We’d love to have your support this year in the form of your presence on October 11th. And, as always, thanks for reading our stuff.
1. Four (existential?) implications of Saxton’s departure from OHA
Stakeholders are getting nervous about the future of Oregon Medicaid. Funding is a question with the tax referral set for January. But anxiety is more about the vision for and the shape of the 2018 CCO procurement. Lynne Saxton’s departure exacerbates that nervousness. I lay out four implications of Saxton’s departure here that represent concerns for the agency moving forward.
In many ways, Saxton was the last tether to the visionary leaders behind the CCO model at the State of Oregon. Moreover, the OHA may need visionary leadership even more than other agencies due to an organizational culture that has critics say stifles “efficient operations,” or which is too “bureaucratic”.
Patrick Allen, the interim OHA director, is a highly respected and capable leader, moving over from success running the DCBS. The task before him at the OHA is big, complex, and sensitive. He has his work cut out for him.
2. Health care tax to kick in, raising premiums
A funding provision of the ACA, Section 9010, levies a fee, or tax, on all fully insured policies. That means exchange, group, Medicaid, and Medicare. Generally speaking, those taxes are passed through to the individual payer, or to the public agency, like Medicaid. It is set to kick in January 1st.
According to a new report from Oliver Wyman, in Oregon, this will be equal to an additional $468 annually per small group family product. It’s another $145 on top of an individual product, according to an Oliver Wyman report. The state will need to cough up another $14m in funds from the state budget to cover the premium hikes in Medicaid, though a 63% of that will come from FMAP, assuming the feds don’t change the match. All told, the Oregon health care system will pay about $180m more as a result of the tax.

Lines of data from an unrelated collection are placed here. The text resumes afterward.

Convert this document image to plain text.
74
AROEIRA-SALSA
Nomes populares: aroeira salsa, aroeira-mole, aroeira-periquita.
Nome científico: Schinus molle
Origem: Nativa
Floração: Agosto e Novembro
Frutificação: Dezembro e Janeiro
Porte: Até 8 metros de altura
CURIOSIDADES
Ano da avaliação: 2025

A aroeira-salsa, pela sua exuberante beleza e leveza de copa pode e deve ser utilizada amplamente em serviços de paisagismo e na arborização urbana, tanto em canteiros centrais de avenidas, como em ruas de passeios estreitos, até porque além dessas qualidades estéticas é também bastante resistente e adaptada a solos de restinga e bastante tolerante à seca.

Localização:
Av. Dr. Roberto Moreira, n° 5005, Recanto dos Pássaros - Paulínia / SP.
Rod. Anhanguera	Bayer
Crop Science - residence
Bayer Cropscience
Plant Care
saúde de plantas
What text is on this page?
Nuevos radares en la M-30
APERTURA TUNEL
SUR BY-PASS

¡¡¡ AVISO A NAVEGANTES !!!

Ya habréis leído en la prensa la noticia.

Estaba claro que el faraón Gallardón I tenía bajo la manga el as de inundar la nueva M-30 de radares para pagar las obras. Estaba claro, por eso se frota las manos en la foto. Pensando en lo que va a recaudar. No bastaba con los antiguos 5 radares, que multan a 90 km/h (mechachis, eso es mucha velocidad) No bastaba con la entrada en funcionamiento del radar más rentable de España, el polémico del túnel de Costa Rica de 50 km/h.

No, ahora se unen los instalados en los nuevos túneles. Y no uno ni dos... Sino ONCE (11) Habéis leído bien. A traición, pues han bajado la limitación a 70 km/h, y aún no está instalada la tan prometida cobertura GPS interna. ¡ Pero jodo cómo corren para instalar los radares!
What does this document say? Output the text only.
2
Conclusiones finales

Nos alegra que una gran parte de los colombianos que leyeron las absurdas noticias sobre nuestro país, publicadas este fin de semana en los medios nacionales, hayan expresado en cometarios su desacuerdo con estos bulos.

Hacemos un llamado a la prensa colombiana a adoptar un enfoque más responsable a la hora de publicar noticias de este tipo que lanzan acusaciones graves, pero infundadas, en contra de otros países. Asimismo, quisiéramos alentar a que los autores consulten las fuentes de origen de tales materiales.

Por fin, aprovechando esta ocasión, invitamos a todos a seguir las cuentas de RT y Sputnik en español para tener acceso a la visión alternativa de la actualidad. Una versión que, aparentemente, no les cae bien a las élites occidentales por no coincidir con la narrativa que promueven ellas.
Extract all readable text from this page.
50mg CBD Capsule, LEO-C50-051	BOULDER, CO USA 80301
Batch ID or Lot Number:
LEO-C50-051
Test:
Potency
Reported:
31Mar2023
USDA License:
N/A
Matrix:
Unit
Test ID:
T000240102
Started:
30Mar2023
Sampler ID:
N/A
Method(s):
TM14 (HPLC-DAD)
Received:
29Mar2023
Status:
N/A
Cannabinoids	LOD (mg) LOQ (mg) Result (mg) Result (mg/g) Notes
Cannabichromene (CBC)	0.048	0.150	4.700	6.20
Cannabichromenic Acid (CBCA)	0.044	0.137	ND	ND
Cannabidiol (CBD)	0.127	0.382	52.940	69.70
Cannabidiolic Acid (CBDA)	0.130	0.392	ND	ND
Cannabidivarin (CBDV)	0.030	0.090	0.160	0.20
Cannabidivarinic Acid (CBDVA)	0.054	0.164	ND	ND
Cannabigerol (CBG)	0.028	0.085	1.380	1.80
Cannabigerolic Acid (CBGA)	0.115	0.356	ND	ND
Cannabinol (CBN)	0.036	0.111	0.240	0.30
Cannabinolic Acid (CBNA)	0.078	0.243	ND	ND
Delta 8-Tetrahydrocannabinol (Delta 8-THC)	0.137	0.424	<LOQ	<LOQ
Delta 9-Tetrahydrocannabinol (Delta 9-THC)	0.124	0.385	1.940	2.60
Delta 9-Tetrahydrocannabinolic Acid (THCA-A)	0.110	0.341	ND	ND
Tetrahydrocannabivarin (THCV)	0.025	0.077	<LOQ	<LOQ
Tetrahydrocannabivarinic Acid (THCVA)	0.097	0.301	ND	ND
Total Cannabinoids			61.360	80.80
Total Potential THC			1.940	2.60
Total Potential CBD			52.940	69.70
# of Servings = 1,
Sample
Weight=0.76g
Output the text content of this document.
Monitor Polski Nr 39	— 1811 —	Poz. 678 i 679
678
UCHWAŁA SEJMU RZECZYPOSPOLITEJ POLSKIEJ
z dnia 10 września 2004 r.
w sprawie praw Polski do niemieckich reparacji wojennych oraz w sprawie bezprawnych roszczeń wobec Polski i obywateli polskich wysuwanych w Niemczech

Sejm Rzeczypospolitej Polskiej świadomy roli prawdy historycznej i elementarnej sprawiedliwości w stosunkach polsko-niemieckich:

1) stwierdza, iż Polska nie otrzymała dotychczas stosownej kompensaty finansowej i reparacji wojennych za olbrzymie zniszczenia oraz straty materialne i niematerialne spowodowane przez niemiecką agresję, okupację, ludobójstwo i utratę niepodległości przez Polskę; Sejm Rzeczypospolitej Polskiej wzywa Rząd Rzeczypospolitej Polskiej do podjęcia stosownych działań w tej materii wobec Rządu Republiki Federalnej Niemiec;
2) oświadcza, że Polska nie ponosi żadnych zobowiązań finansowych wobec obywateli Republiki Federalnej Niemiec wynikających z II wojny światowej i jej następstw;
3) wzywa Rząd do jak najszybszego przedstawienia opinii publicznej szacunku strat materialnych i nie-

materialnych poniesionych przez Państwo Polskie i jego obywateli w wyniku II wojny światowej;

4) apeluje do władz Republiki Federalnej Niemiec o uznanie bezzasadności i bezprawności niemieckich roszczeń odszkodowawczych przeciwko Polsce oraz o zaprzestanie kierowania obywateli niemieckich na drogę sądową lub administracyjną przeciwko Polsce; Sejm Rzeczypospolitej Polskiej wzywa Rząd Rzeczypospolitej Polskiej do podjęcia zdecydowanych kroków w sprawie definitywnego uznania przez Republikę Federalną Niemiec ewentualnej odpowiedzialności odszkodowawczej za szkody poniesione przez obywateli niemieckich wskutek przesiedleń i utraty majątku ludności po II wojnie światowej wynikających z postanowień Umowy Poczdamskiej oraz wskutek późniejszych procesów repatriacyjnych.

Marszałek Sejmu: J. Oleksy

3. ICYMI: Scan the 2017 Topical Agenda
In case you missed it, we released our Topical Agenda last week with the structure and panels set for our 2017 Oregon State of Reform Health Policy Conference. It’s coming together really well, and probably couldn’t be better timed. With 19 breakout sessions and three plenaries, as always, it will be a full day of networking, dialog, and engagement with senior leaders from across the spectrum of health care.
We release our list of about 70 speakers on September 13th, which will give you about a month to review things. Not every speaker will be 100% confirmed at that point. We are still lining things up, to be honest! But our Convening Panel has been great, and we’re getting very close to finalizing things. As always, if you have suggested speakers, drop me a note. And, if you want to be one of the over 400 senior health care executives and health policy leaders in the audience, you can register here!
4. U.S. Senate HELP committee holds hearings
Bi-partisan hearings on health reform will be held for the first time this year in the US Congress next week. The Senate HELP (Health, Education, Labor, and Pensions) Committee will convene both governors and state insurance commissioners to talk through prospective changes that both parties can get behind.
The committee is hoping to vote on a bill by the end of October, which would be a significant and divergent result from the rest of 2017. I’m told from Hill staff that the likely shape of the bill will include fully funding the cost sharing reductions (CSRs) for the exchange market, and will codify and streamline authority for HHS to grant 1332 waivers.
Notably, this bill would usually go to the Finance Committee, where health care spending and taxation is typically dealt with and where Sen. Ron Wyden is the leading Democrat. However, Chairman Orrin Hatch has said he won’t work on health care at all this year. “As far as I’m concerned, it’s over.”
5. Read: “Worst mental health crisis in decades”
This recent story in The Atlantic has been generating buzz among social scientists, policy makers, and parents – or at least any parent that has had to deal with the issue of phones in their kid’s hands. It’s a read worthy of your time for a glimpse into the future of the American demography and economy.
The iPhone was released in 2007, making what’s known as the iGen (kids born between 1995 and 2012) the first generation to live entirely in a world of smartphones. The result: “It’s not an exaggeration to describe iGen as being on the brink of the worst mental-health crisis in decades. Much of this deterioration can be traced to their phones.”
“Eighth-graders who spend 10 or more hours a week on social media are 56 percent more likely to say they’re unhappy than those who devote less time to social media. But those who spend six to nine hours a week on social media are still 47 percent more likely to say they are unhappy than those who use social media even less. In 2011, for the first time in 24 years, the teen suicide rate was higher than the teen homicide rate.”